TERÇAROLLI, André Fini [1]

TERÇAROLLI, André Fini. Sanções penais atípicas no âmbito da colaboração premiada: legalidade?. Revista Científica Multidisciplinar Núcleo do Conhecimento. Ano. 08, Ed. 06, Vol. 02, pp. 74-86. Junho de 2023. ISSN: 2448-0959, Link de acesso: https://www.nucleodoconhecimento.com.br/lei/sancoes-penais, DOI: 10.32749/nucleodoconhecimento.com.br/lei/sancoes-penais

RESUMO

O presente trabalho visa analisar a possibilidade de fixação ou não de sanções penais atípicas em colaboração premiada. Nesse contexto, debate-se o choque entre a legalidade e autonomia de vontade com a possibilidade de formulação de penas extralegais, refletindo na premissa sobre necessidade ou não de se estabelecer uma racionalização legal, de modo a estipular limites a própria discricionariedade inerente ao negócio formalizado entre as partes. Por fim, após a tomada de decisão, será exposto a atual posição jurisprudencial e a conclusão proposta.
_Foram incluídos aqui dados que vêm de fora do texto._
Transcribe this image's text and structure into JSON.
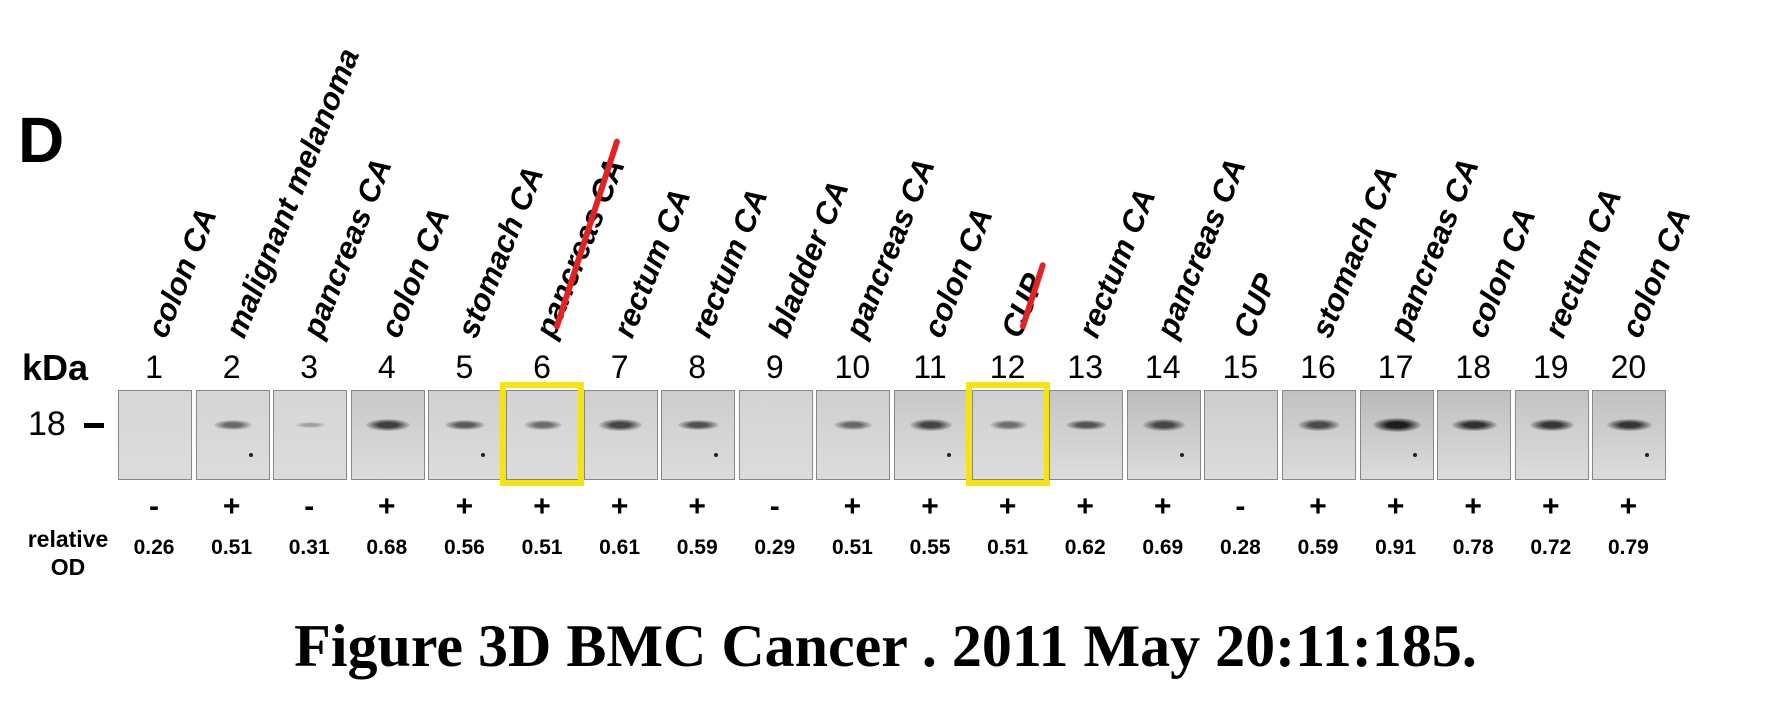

Palavras-chave: Colaboração Premiada, Sanções Atípicas, Autonomia da Vontade, Legalidade.

INTRODUÇÃO

Há uma tendência, não apenas no cenário brasileiro, como também no âmbito internacional, de ampliação dos espaços de consenso[2] no processo penal, através da aceitação de acordos na justiça penal. A concepção foi sendo desenvolvida visando enfrentar a crise que paira sobre a persecução penal, em decorrência de sua ineficiência e falta de celeridade (FERNANDES, 2007, p. 55; VASCONCELLOS, 2015, p. 19).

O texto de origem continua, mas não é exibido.